20.04.2024

Walmart Just Added a Month to Your Life, Even If You Don’t Shop There

You might think this column is about Walmart’s multiple entries into retail healthcare, but you’d think wrong. This column isn’t about getting healthier and therefore living longer. It’s about how Walmart is leading a retail industry-wide movement to save your precious time.

Walmart Just Added a Month to Your Life, Even If You Don’t Shop There

As widely reported earlier today in BusinessInsider, all four major credit cards have either decided or announced that they will no longer require your signature when you use a credit card. The reason is simple: electronic payments and chip cards have made signatures less necessary and useful as security checks.

The credit card companies, however, are only half of the equation. For checkout lane signatures to become a thing of the past, retail stores that accept credit cards must follow suit, which they’ve been reluctant to do since the burden of credit card fraud falls squarely on their shoulders.

However, it now appears that Walmart, Target and other large retailers are finally going signature-less, probably because they’re increasingly competing with online sales which don’t require signatures. Plus, signatures=slow checkout lines=lower customer satisfaction=more checkers=higher personnel costs=less profit.

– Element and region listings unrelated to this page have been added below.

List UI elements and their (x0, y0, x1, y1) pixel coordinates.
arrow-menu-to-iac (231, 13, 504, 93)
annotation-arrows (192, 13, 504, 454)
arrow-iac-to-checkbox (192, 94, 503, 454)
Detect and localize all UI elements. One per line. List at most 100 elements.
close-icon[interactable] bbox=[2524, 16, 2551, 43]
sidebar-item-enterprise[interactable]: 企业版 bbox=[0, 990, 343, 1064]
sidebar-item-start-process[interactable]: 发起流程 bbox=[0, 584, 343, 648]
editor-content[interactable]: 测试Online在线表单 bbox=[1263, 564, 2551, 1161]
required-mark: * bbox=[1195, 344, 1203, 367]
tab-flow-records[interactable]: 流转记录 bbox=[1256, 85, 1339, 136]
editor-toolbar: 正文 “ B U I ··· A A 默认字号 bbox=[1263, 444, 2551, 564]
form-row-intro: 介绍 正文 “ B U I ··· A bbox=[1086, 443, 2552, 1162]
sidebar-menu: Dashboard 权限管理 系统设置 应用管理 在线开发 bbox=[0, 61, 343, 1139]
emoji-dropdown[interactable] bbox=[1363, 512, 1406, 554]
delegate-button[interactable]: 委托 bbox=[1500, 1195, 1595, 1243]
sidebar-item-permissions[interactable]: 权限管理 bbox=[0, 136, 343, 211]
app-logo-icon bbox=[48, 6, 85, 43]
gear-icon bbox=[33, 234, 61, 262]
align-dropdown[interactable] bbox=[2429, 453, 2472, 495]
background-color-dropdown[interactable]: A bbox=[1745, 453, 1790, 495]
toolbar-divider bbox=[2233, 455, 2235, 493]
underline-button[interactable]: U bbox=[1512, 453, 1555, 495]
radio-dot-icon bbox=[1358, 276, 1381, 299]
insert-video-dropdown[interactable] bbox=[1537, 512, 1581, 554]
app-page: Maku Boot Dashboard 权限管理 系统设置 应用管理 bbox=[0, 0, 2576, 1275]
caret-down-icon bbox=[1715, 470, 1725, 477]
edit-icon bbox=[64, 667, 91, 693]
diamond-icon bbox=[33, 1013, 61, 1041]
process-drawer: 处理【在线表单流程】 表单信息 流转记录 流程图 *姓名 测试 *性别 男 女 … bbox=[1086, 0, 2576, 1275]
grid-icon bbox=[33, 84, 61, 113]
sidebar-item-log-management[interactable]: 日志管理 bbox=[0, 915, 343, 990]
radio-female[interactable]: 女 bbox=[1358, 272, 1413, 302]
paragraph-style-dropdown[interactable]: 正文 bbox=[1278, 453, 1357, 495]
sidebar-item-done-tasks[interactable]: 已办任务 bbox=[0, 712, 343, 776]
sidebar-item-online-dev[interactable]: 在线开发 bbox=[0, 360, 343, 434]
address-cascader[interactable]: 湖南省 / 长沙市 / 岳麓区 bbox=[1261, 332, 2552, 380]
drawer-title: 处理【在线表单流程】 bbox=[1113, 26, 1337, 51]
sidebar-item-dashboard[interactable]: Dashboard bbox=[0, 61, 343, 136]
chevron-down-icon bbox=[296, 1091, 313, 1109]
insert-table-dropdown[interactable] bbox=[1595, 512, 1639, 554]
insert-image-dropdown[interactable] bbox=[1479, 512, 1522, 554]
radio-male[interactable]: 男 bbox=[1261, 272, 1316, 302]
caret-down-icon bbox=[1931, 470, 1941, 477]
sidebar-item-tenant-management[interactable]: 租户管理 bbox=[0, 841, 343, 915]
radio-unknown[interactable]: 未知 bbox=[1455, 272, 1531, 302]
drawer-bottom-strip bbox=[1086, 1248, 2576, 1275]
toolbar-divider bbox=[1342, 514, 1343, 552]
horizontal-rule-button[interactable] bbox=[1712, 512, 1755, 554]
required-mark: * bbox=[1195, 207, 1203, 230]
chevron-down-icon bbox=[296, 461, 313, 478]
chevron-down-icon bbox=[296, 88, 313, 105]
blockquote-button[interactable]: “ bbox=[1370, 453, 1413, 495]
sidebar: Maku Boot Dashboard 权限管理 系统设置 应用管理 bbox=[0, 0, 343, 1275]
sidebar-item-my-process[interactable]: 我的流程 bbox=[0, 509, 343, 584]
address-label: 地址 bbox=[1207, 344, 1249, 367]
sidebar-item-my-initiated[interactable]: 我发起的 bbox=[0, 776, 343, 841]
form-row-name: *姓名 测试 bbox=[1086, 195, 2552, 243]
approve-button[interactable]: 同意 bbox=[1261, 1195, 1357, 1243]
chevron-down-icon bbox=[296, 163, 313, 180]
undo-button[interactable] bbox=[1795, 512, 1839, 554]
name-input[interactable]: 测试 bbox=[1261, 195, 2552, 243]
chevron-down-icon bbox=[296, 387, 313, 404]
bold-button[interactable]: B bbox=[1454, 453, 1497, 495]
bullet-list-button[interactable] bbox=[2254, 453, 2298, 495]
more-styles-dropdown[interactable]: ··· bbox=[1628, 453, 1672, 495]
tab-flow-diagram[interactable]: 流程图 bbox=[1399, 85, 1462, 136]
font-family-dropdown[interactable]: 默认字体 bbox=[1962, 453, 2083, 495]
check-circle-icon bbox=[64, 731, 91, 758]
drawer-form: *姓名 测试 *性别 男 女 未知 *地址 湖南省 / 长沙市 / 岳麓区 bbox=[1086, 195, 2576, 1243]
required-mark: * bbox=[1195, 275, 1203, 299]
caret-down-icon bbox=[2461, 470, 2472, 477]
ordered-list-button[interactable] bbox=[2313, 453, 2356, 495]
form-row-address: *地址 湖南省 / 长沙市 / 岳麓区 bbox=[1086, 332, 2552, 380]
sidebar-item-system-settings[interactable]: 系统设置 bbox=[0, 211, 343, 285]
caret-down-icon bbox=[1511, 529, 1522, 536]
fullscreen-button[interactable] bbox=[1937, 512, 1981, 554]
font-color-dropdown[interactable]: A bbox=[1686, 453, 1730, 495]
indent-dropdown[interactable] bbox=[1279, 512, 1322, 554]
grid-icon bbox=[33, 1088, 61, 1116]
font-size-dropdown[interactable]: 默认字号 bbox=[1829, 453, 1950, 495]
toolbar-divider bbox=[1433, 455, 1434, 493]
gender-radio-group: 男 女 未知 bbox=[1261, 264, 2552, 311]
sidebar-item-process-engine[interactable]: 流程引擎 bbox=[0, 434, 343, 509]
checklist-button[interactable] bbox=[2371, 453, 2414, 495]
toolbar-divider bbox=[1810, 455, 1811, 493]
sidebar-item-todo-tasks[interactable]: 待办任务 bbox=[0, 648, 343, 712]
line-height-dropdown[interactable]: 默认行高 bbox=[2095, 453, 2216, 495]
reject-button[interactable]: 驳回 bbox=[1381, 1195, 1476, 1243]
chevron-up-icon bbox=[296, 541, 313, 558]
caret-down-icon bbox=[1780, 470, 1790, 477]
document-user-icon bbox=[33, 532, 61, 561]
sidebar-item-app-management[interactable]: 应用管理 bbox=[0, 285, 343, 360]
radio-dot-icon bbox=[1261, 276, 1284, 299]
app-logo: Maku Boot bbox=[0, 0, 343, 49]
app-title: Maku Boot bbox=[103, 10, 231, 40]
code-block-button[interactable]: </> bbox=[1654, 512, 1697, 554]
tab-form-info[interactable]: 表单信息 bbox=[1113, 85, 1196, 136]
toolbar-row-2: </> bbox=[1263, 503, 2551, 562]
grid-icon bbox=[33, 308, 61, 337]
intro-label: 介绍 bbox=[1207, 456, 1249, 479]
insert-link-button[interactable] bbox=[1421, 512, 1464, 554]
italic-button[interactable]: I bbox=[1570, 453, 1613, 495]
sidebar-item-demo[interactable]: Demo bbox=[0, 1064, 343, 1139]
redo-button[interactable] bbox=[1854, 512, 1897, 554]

With that in mind, let’s do some back of the envelope calculations. Let’s say the average person uses a credit card for 70 years (age 14 to 84) and on average about twice a day and that each signature, including the wait for processing time, button pushing, etc., takes an average of 20 seconds. Do the math, and that comes out to roughly 36 (8 hour) workdays–more than a month!–over your lifetime that you won’t spend signing your name.

What you do with that month is up to you and I could probably come up with a bunch of suggestions of the “go on an extra vacation” ilk. However, since the time you save won’t be in a block but granted to you in dribs and drabs, I have another suggestion.

Here it is: every time you buy something at a retail store spend 20 seconds–before you walk outside–thinking about everything in your life for which you can be grateful. Start with the fact that you were just able to buy something–a privilege that’s far from universal.

I guarantee you that any time you spend experiencing gratitude not only won’t be time-wasting; it will actively improve your life and well-being, and therefore your health.

So, wow, despite what I wrote when I started writing it, this column turned out to be about getting healthier and therefore living longer. Honestly and truly I had no idea I’d end up here when I started it.